Frank Rand Jr. was born in Saint Louis, Mo., in January 1907, and attended the Los Alamos Ranch School in 1923-1924. In that year at the ranch school, he fell in love with New Mexico. Though his father had connections to Vanderbilt University and was a donor to St. Louis University, Frank chose to stay in the West and attend Colorado College. He graduated in 1930 with a major in English.
Frank was soon married, and he and his wife, Adele, settled in New Mexico. It wasn’t long until he became the owner/publisher of the Santa Fe New Mexican in the 1940s. He was also an avid sportsman and owned a cattle ranch and racing stable from which he won major races, including the Belmont. At one time, he was president of the Belmont Turf and Field Club.
Having other interests, as well, Frank enjoyed pursuits as a sportsman, but he was also civic minded. He soon served as a member of two boards, the Laboratory of Anthropology and the Valley Irrigation and Livestock Co.
He was also the state chairman of two important military support organizations from WWII, the War Savings Staff and the Navy Relief Society. If that wasn’t enough, he became an officer of the Civil Air Patrol in New Mexico.

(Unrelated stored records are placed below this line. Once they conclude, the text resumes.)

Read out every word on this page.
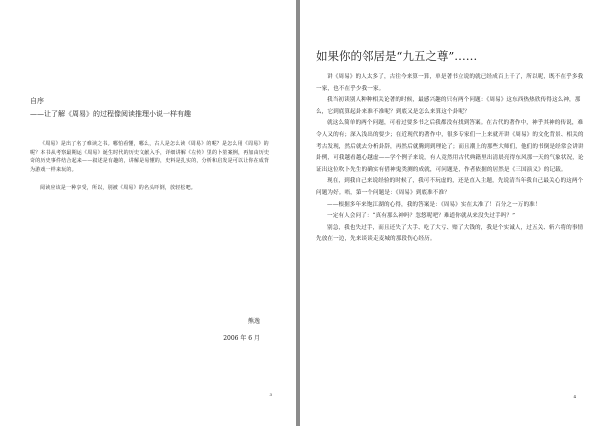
自序
——让了解《周易》的过程像阅读推理小说一样有趣

《周易》是出了名了难读之书。哪怕看懂，哪么，古人是怎么读《周易》的呢？是怎么用《周易》的呢？本书从考察最期运《周易》诞生时代的历史文献入手，详细讲解《左传》里的卜筮案例，再加由历史奇的历史事件结合起来——叙述是有趣的，讲解是易懂的，史料是扎实的，分析和启发是可以让你在成背为游戏一样来玩的。

阅读应该是一种享受，所以，别被《周易》的名头吓倒，放轻松吧。

熊逸
2006 年 6 月
3
如果你的邻居是“九五之尊”……

讲《周易》的人太多了，古往今来算一算，单是著书立说的就已经成百上千了，所以呢，既不在乎多我一家，也不在乎少我一家。

我当初读别人种种相关论著的时候，最感兴趣的只有两个问题：《周易》这东西热热欣传得这么神，那么，它到底算起卦来准不准呢？到底又是怎么来算这个卦呢？

就这么简单的两个问题，可看过要多书之后我都没有找到答案。在古代的著作中，神乎其神的传说，难令人又的有；深入浅出的要少；在近现代的著作中，很多专家们一上来就开讲《周易》的文化背景、相关的考古发现，然后就去分析卦辞，再然后就腾到到理论了；而且潮上的那些大师们，他们的书倒是经常会讲讲卦例，可我越看越心越虚——学个例子来说，有人竟然用古代典籍里出清晨亮得东风那一天的气象状况，论证出这位吹卜先生的确实有借神鬼类测的成就，可问题是，作者依据的居然是《三国演义》的记载。

现在，到我自己来说经验的时候了，我可不玩虚的，还是直入主题，先说清当年我自己最关心的这两个问题为好。唔，第一个问题是：《周易》到底准不准？

——根据多年来饱江湖的心得，我的答案是：《周易》实在太准了！百分之一万的准！

一定有人会问了：“真有那么神吗？忽悠呢吧？难道你就从来没失过手吗？”

别急，我也失过手，而且还失了大手、吃了大亏、赔了大钱的，我是个实诚人，过五关、斩六将的事情先放在一边，先来谈谈走麦城的那段伤心经历。

4
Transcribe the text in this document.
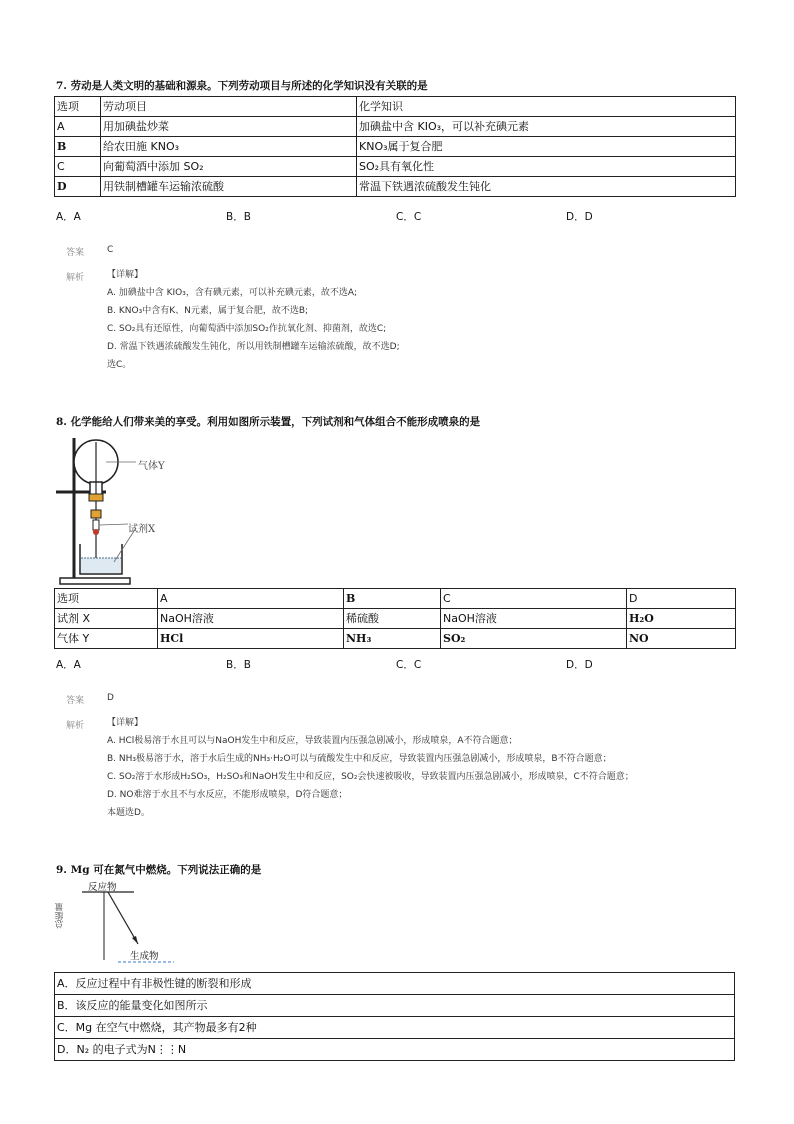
7. 劳动是人类文明的基础和源泉。下列劳动项目与所述的化学知识没有关联的是
选项	劳动项目	化学知识
A	用加碘盐炒菜	加碘盐中含 KIO₃，可以补充碘元素
B	给农田施 KNO₃	KNO₃属于复合肥
C	向葡萄酒中添加 SO₂	SO₂具有氧化性
D	用铁制槽罐车运输浓硫酸	常温下铁遇浓硫酸发生钝化
A．A	B．B	C．C	D．D
答案	C
解析	【详解】
A. 加碘盐中含 KIO₃，含有碘元素，可以补充碘元素，故不选A;
B. KNO₃中含有K、N元素，属于复合肥，故不选B;
C. SO₂具有还原性，向葡萄酒中添加SO₂作抗氧化剂、抑菌剂，故选C;
D. 常温下铁遇浓硫酸发生钝化，所以用铁制槽罐车运输浓硫酸，故不选D;
选C。
8. 化学能给人们带来美的享受。利用如图所示装置，下列试剂和气体组合不能形成喷泉的是
气体Y
试剂X
选项	A	B	C	D
试剂 X	NaOH溶液	稀硫酸	NaOH溶液	H₂O
气体 Y	HCl	NH₃	SO₂	NO
A．A	B．B	C．C	D．D
答案	D
解析	【详解】
A. HCl极易溶于水且可以与NaOH发生中和反应，导致装置内压强急剧减小，形成喷泉，A不符合题意；
B. NH₃极易溶于水，溶于水后生成的NH₃·H₂O可以与硫酸发生中和反应，导致装置内压强急剧减小，形成喷泉，B不符合题意；
C. SO₂溶于水形成H₂SO₃，H₂SO₃和NaOH发生中和反应，SO₂会快速被吸收，导致装置内压强急剧减小，形成喷泉，C不符合题意；
D. NO难溶于水且不与水反应，不能形成喷泉，D符合题意；
本题选D。
9. Mg 可在氮气中燃烧。下列说法正确的是
反应物
生成物
总能量
A．反应过程中有非极性键的断裂和形成
B．该反应的能量变化如图所示
C．Mg 在空气中燃烧，其产物最多有2种
D．N₂ 的电子式为N⋮⋮N
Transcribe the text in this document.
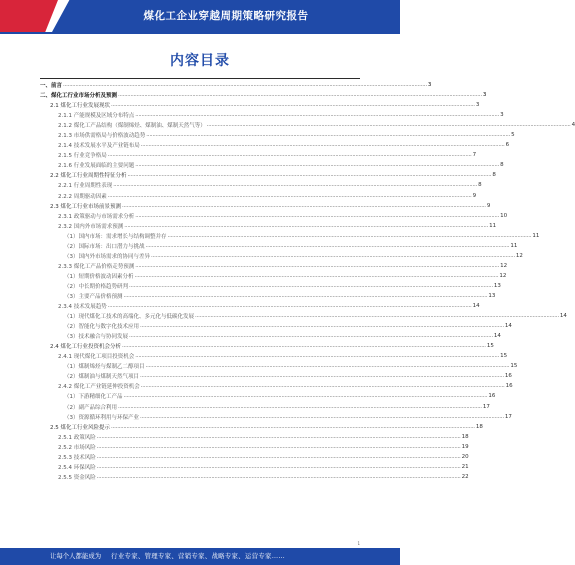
煤化工企业穿越周期策略研究报告
内容目录
一、前言 .....	3
二、煤化工行业市场分析及预测 .....	3
2.1 煤化工行业发展现状 .....	3
2.1.1 产能规模及区域分布特点 .....	3
2.1.2 煤化工产品结构（煤制烯烃、煤制油、煤制天然气等） .....	4
2.1.3 市场供需格局与价格波动趋势 .....	5
2.1.4 技术发展水平及产业链布局 .....	6
2.1.5 行业竞争格局 .....	7
2.1.6 行业发展面临的主要问题 .....	8
2.2 煤化工行业周期性特征分析 .....	8
2.2.1 行业周期性表现 .....	8
2.2.2 周期驱动因素 .....	9
2.3 煤化工行业市场前景预测 .....	9
2.3.1 政策驱动与市场需求分析 .....	10
2.3.2 国内外市场需求预测 .....	11
（1）国内市场：需求增长与结构调整并存 .....	11
（2）国际市场：出口潜力与挑战 .....	11
（3）国内外市场需求的协同与差异 .....	12
2.3.3 煤化工产品价格走势预测 .....	12
（1）短期价格波动因素分析 .....	12
（2）中长期价格趋势研判 .....	13
（3）主要产品价格预测 .....	13
2.3.4 技术发展趋势 .....	14
（1）现代煤化工技术的高端化、多元化与低碳化发展 .....	14
（2）智能化与数字化技术应用 .....	14
（3）技术融合与协同发展 .....	14
2.4 煤化工行业投资机会分析 .....	15
2.4.1 现代煤化工项目投资机会 .....	15
（1）煤制烯烃与煤制乙二醇项目 .....	15
（2）煤制油与煤制天然气项目 .....	16
2.4.2 煤化工产业链延伸投资机会 .....	16
（1）下游精细化工产品 .....	16
（2）副产品综合利用 .....	17
（3）资源循环利用与环保产业 .....	17
2.5 煤化工行业风险提示 .....	18
2.5.1 政策风险 .....	18
2.5.2 市场风险 .....	19
2.5.3 技术风险 .....	20
2.5.4 环保风险 .....	21
2.5.5 资金风险 .....	22
1
让每个人都能成为 行业专家、管理专家、营销专家、战略专家、运营专家……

Frank had become a Boy Scout in 1919 before coming to the Ranch School and supported the Scouts throughout his life. In 1955, he received the Silver Buffalo Award for distinguished service to boyhood, one of ten such awards presented that year by the National Council of the Boy Scouts of America. He was a member of the Northern New Mexico Council at Albuquerque from 1938 on and president of the Council from 1944 to 1946. He was also a member of the Region IX executive committee and elected to the national executive board in 1950. In addition, he was vice chairman of the Phillips Properties Committee. As a tribute to Frank Rand, there is a Boy Scout campground in the Sangre de Cristo Mountains named for Frank Rand.
Frank died Dec. 30, 1975, in Santa Fe, in the home he loved.